2.      In addition to the preceding Paragraph, FFRI shall be entitled to terminate this Agreement immediately without taking any procedures including a notification in case a customer corresponds to any of the following :

 

(1)     a customer is or was a crime syndicate, member of crime syndicate, company related to a crime syndicate, associate member of a crime syndicate,  corporate extortionist, or any other antisocial forces ("Antisocial Forces");

(2)     a customer conducts an intimidating or violent act or act of damaging FFRI's reputation or credibility;

(3)     a customer obstructs FFRI's business using fraudulent means or forces;

(4)     a customer makes unjustified demands which are subject to elimination under the Guideline for Prevention of Damages from Antisocial Forces;

(5)     a customer utilizes a third party who belongs to Antisocial Forces to conduct any action of (2), (3) or (4) of the above; and

(6)     a customer supplies funds to Antisocial Forces and promotes their activities.

 

3. A customer may terminate this Agreement by destructing the Product and all its copies; provided that, FFRI shall not be obligated to refund any amount paid by a customer under this Agreement.
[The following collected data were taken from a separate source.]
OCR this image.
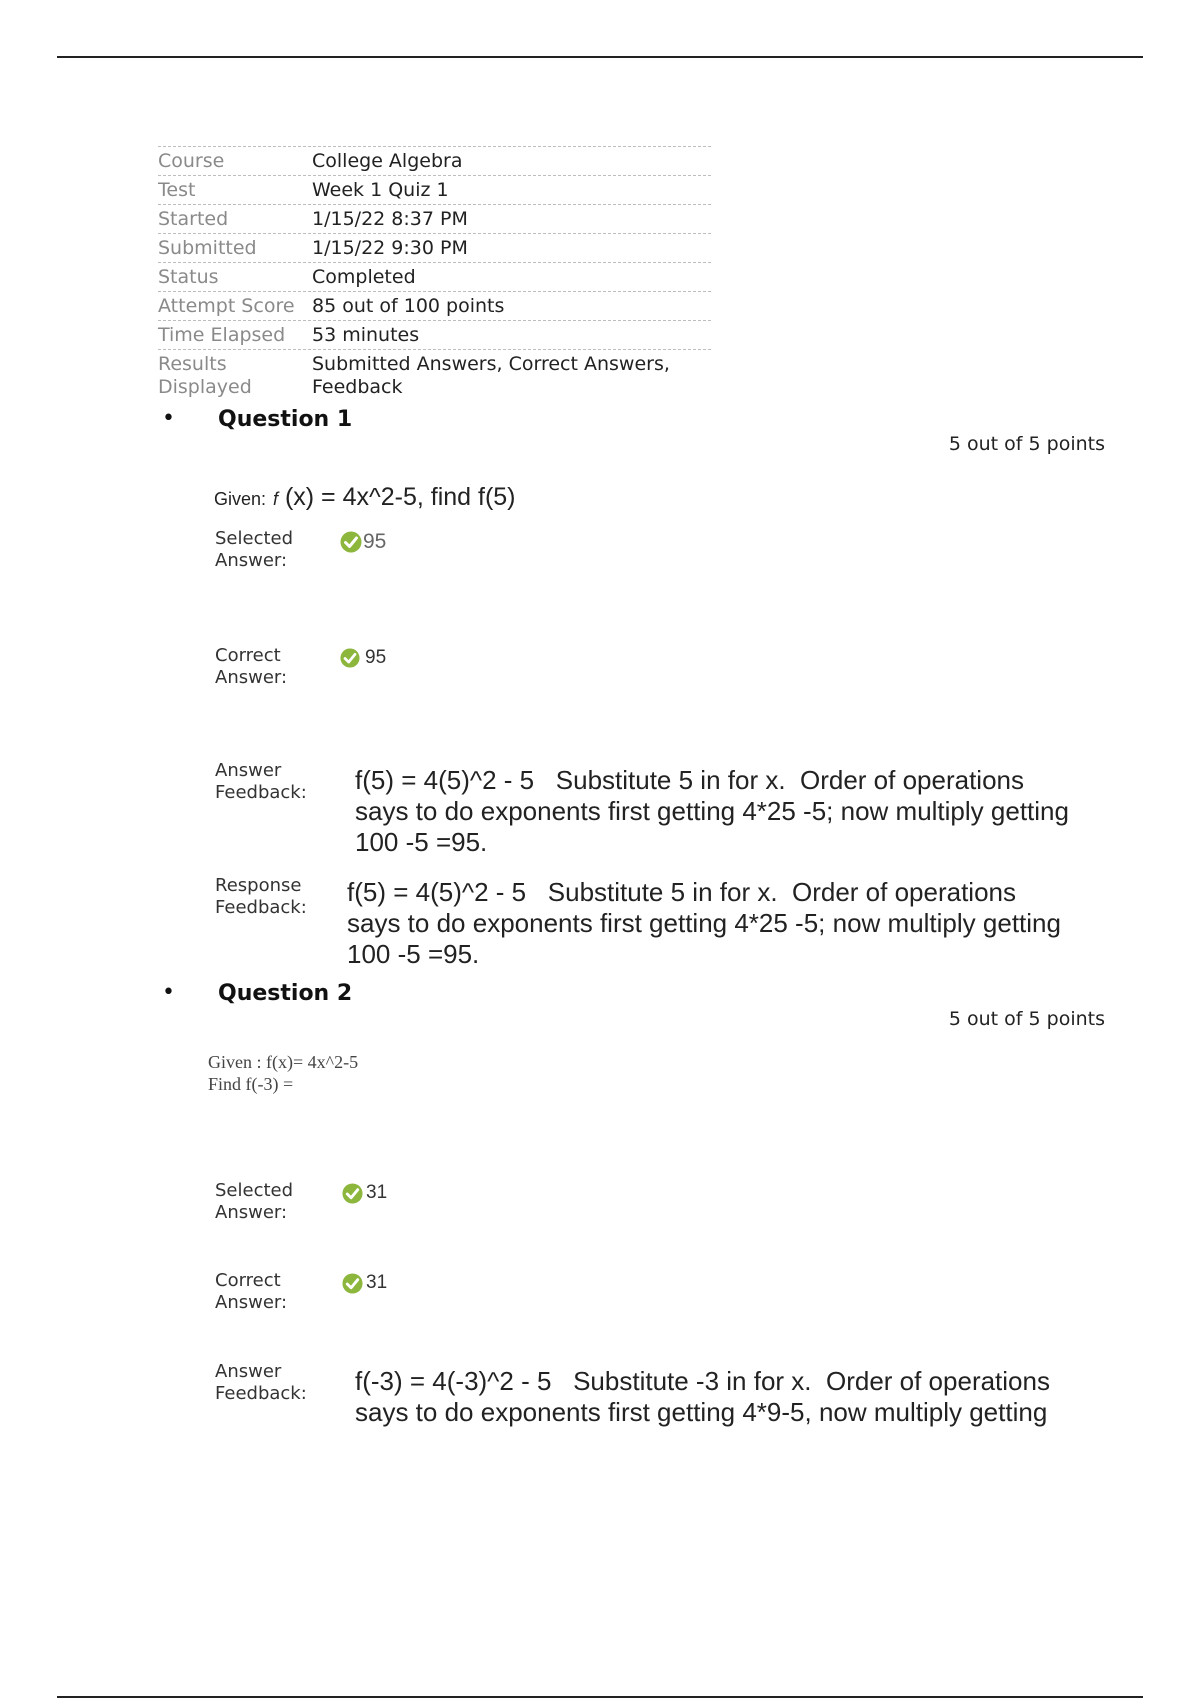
Course	College Algebra
Test	Week 1 Quiz 1
Started	1/15/22 8:37 PM
Submitted	1/15/22 9:30 PM
Status	Completed
Attempt Score 85 out of 100 points
Time Elapsed	53 minutes
Results
Displayed
Submitted Answers, Correct Answers,
Feedback
• Question 1
5 out of 5 points
Given: f (x) = 4x^2-5, find f(5)
Selected
Answer:
95
Correct
Answer:
95
Answer
Feedback: f(5) = 4(5)^2 - 5   Substitute 5 in for x.  Order of operations
says to do exponents first getting 4*25 -5; now multiply getting
100 -5 =95.
Response
Feedback:
f(5) = 4(5)^2 - 5   Substitute 5 in for x.  Order of operations
says to do exponents first getting 4*25 -5; now multiply getting
100 -5 =95.
• Question 2
5 out of 5 points
Given : f(x)= 4x^2-5
Find f(-3) =
Selected
Answer:
31
Correct
Answer:
31
Answer
Feedback: f(-3) = 4(-3)^2 - 5   Substitute -3 in for x.  Order of operations
says to do exponents first getting 4*9-5, now multiply getting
4. In case this Agreement is expired or otherwise terminated, a customer shall destroy the Product and all of its copies.

 

 

ARTICLE 11      ENTIRE AGREEMENT

1.      This Agreement, including additional provisions or amendments to this Agreement attached to the Product, shall constitute entire agreement between a customer and FFRI with respect to the Product and its support services (if applicable), and shall supersede all manifestation of intentions, proposals, representations, etc., whether oral or in writing, in regards to the Product and other matters to which this Agreement is applicable.

 

2.      In case there is any inconsistency in provisions between FFRI's policy statements or programs related to support services, the provisions in this Agreement shall control.

 

3.      FFRI shall be entitled to amend this Agreement without an individual agreement with a customer. FFRI shall also be entitled to amend contents of support services or other notification contents without prior notice to a customer, and in case such amendments are made, the previous Agreement or contents shall become invalid and the latest amendments shall control. Please refer to the web page for this Agreement (https://www.ffri.jp/products/eula/emc_en.htm) for the latest contents of the Agreement.

 

 

ARTICLE 12      GOVERNING LAWS AND JURISDICTION

This Agreement shall be governed by Japanese Laws. It is hereby agreed that any disputes between FFRI and a customer arising in relation to this Agreement shall be submitted to the exclusive jurisdiction of the Tokyo District Court and Tokyo Summary Court.

 

 

ARTICLE 13      EVALUATION VERSIONS, ETC.

With respect to the Product indicated as trial version, evaluation version or other similar notation which is provided to a customer for a certain period at free of charge, it shall be subject to the terms of this Agreement during such provided period.